Our results are also consistent with the hypothesis that MTB switches its metabolism to use of fatty acid substrates in late-stage infected mice (15). Sustained metabolism of fatty acid substrates depends on carbon anaplerosis through the glyoxylate shunt and de novo synthesis of glucose-6-phosphate through gluconeogenesis. We showed previously (15) that deletion of icl1 encoding isocitrate lyase, an enzyme of the glyoxylate shunt, had no effect on early growth in vivo, but impaired MTB persistence at later stages of infection. Similarly, deletion of pckA in M. bovis bacillus Calmette–Guérin had little effect on the bacterial load in mice during the first 5 wk of infection, but survival of the pckA mutant thereafter was impaired (35). The factors responsible for triggering the putative switch in MTB metabolism in vivo are unknown, although previous studies (15) have suggested a role for the host immune response.

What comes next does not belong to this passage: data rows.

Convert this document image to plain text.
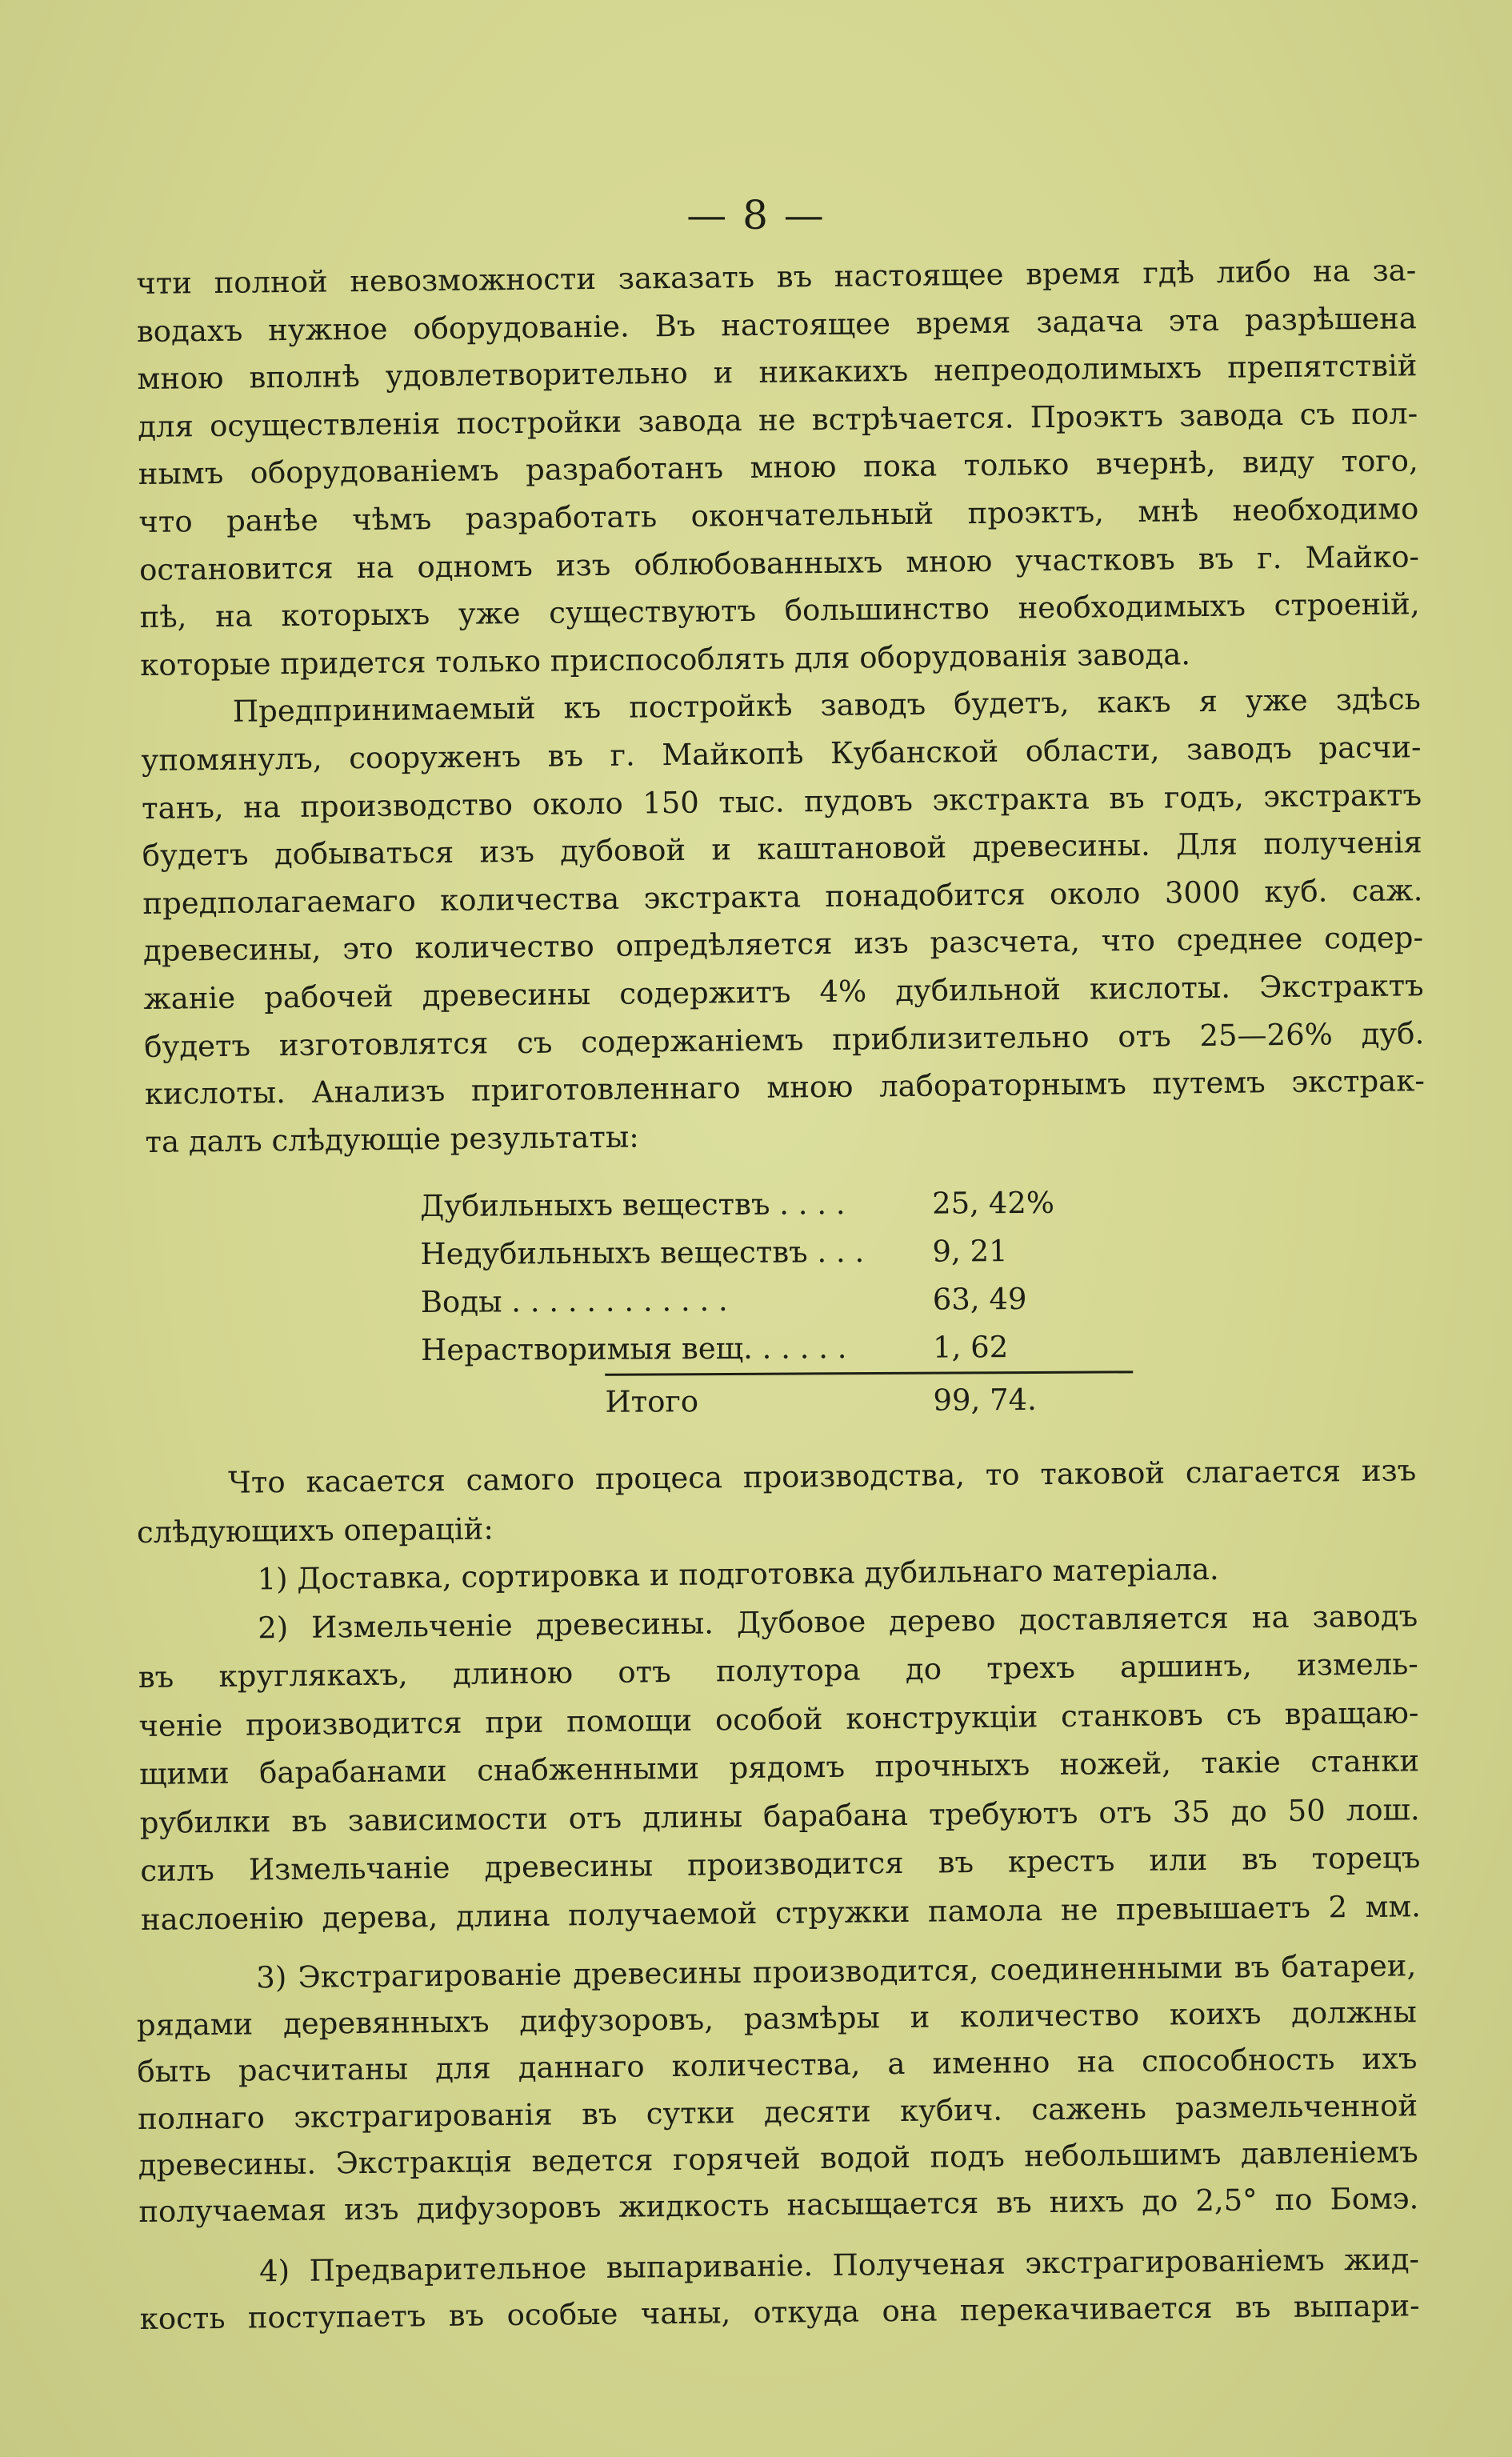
— 8 —
чти полной невозможности заказать въ настоящее время гдѣ либо на за-
водахъ нужное оборудованіе. Въ настоящее время задача эта разрѣшена
мною вполнѣ удовлетворительно и никакихъ непреодолимыхъ препятствій
для осуществленія постройки завода не встрѣчается. Проэктъ завода съ пол-
нымъ оборудованіемъ разработанъ мною пока только вчернѣ, виду того,
что ранѣе чѣмъ разработать окончательный проэктъ, мнѣ необходимо
остановится на одномъ изъ облюбованныхъ мною участковъ въ г. Майко-
пѣ, на которыхъ уже существуютъ большинство необходимыхъ строеній,
которые придется только приспособлять для оборудованія завода.
Предпринимаемый къ постройкѣ заводъ будетъ, какъ я уже здѣсь
упомянулъ, сооруженъ въ г. Майкопѣ Кубанской области, заводъ расчи-
танъ, на производство около 150 тыс. пудовъ экстракта въ годъ, экстрактъ
будетъ добываться изъ дубовой и каштановой древесины. Для полученія
предполагаемаго количества экстракта понадобится около 3000 куб. саж.
древесины, это количество опредѣляется изъ разсчета, что среднее содер-
жаніе рабочей древесины содержитъ 4% дубильной кислоты. Экстрактъ
будетъ изготовлятся съ содержаніемъ приблизительно отъ 25—26% дуб.
кислоты. Анализъ приготовленнаго мною лабораторнымъ путемъ экстрак-
та далъ слѣдующіе результаты:
Дубильныхъ веществъ . . . .	25, 42%
Недубильныхъ веществъ . . . 9, 21
Воды . . . . . . . . . . . .	63, 49
Нерастворимыя вещ. . . . . .	1, 62
Итого	99, 74.
Что касается самого процеса производства, то таковой слагается изъ
слѣдующихъ операцій:
1) Доставка, сортировка и подготовка дубильнаго матеріала.
2) Измельченіе древесины. Дубовое дерево доставляется на заводъ
въ круглякахъ, длиною отъ полутора до трехъ аршинъ, измель-
ченіе производится при помощи особой конструкціи станковъ съ вращаю-
щими барабанами снабженными рядомъ прочныхъ ножей, такіе станки
рубилки въ зависимости отъ длины барабана требуютъ отъ 35 до 50 лош.
силъ Измельчаніе древесины производится въ крестъ или въ торецъ
наслоенію дерева, длина получаемой стружки памола не превышаетъ 2 мм.
3) Экстрагированіе древесины производится, соединенными въ батареи,
рядами деревянныхъ дифузоровъ, размѣры и количество коихъ должны
быть расчитаны для даннаго количества, а именно на способность ихъ
полнаго экстрагированія въ сутки десяти кубич. сажень размельченной
древесины. Экстракція ведется горячей водой подъ небольшимъ давленіемъ
получаемая изъ дифузоровъ жидкость насыщается въ нихъ до 2,5° по Бомэ.
4) Предварительное выпариваніе. Полученая экстрагированіемъ жид-
кость поступаетъ въ особые чаны, откуда она перекачивается въ выпари-
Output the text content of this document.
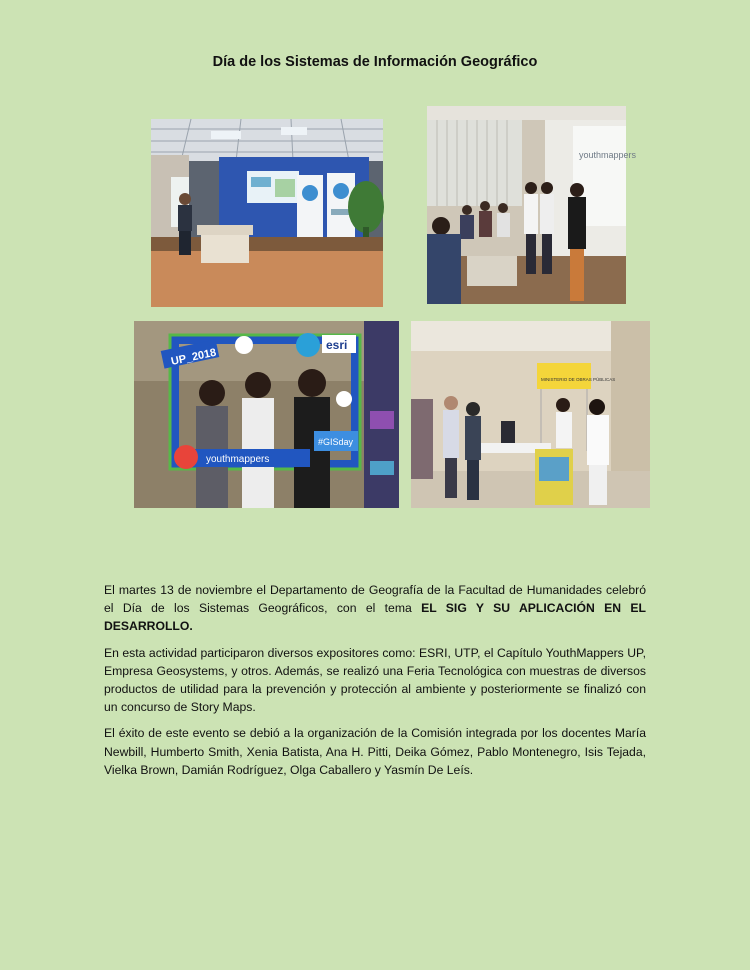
Día de los Sistemas de Información Geográfico
youthmappers
UP_2018
esri
youthmappers
#GISday
MINISTERIO DE OBRAS PÚBLICAS

El martes 13 de noviembre el Departamento de Geografía de la Facultad de Humanidades celebró el Día de los Sistemas Geográficos, con el tema EL SIG Y SU APLICACIÓN EN EL DESARROLLO.

En esta actividad participaron diversos expositores como: ESRI, UTP, el Capítulo YouthMappers UP, Empresa Geosystems, y otros. Además, se realizó una Feria Tecnológica con muestras de diversos productos de utilidad para la prevención y protección al ambiente y posteriormente se finalizó con un concurso de Story Maps.

El éxito de este evento se debió a la organización de la Comisión integrada por los docentes María Newbill, Humberto Smith, Xenia Batista, Ana H. Pitti, Deika Gómez, Pablo Montenegro, Isis Tejada, Vielka Brown, Damián Rodríguez, Olga Caballero y Yasmín De Leís.
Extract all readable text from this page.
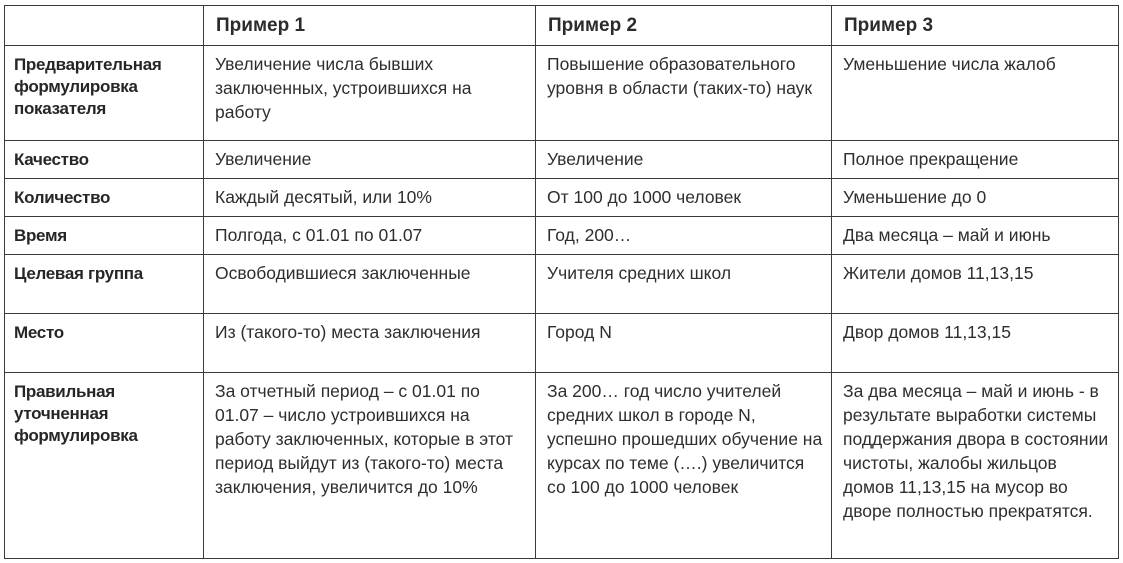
	Пример 1	Пример 2	Пример 3
Предварительная формулировка показателя	Увеличение числа бывших заключенных, устроившихся на работу	Повышение образовательного уровня в области (таких-то) наук	Уменьшение числа жалоб
Качество	Увеличение	Увеличение	Полное прекращение
Количество	Каждый десятый, или 10%	От 100 до 1000 человек	Уменьшение до 0
Время	Полгода, с 01.01 по 01.07	Год, 200…	Два месяца – май и июнь
Целевая группа	Освободившиеся заключенные	Учителя средних школ	Жители домов 11,13,15
Место	Из (такого-то) места заключения	Город N	Двор домов 11,13,15
Правильная уточненная формулировка	За отчетный период – с 01.01 по 01.07 – число устроившихся на работу заключенных, которые в этот период выйдут из (такого-то) места заключения, увеличится до 10%	За 200… год число учителей средних школ в городе N, успешно прошедших обучение на курсах по теме (….) увеличится со 100 до 1000 человек	За два месяца – май и июнь - в результате выработки системы поддержания двора в состоянии чистоты, жалобы жильцов домов 11,13,15 на мусор во дворе полностью прекратятся.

There are a number of possible explanations for the observed differences in MTB gene expression in human vs. murine lung specimens. There could be host-specific differences in the pulmonary tissue environment in humans and mice, or MTB might deploy host-specific mechanisms for acquisition of key nutrients such as iron (51). The growth state of MTB might be different in humans with chronic active TB as compared with persistently infected mice; differences in the human and murine immune responses at the site of infection might also influence bacterial gene expression. With respect to the latter points, it is important to stress that in humans TB comprises a spectrum, ranging from latent TB infection (LTBI) with no clinical signs or symptoms, to progressive and life-threatening disease. The human lung specimens analyzed here represent one end of the spectrum, and it is not clear whether the persistently infected mouse is an accurate model of this state of disease, or should, instead, be regarded as a model of LTBI (3). It might be possible, in the future, to clarify these issues through quantitative analysis of MTB mRNAs in tissues obtained from individuals with LTBI, where the host response has successfully contained the pathogen. This approach will be technically challenging, due to the paucity of mycobacterial RNA obtainable from individuals with LTBI (our unpublished results). If feasible, comparative analysis of MTB gene expression in individuals with LTBI vs. individuals with active TB could shed new light on an important and unresolved issue, namely, why some infected individuals develop progressive and potentially fatal disease, whereas others harbor the organism for a lifetime without ever becoming ill.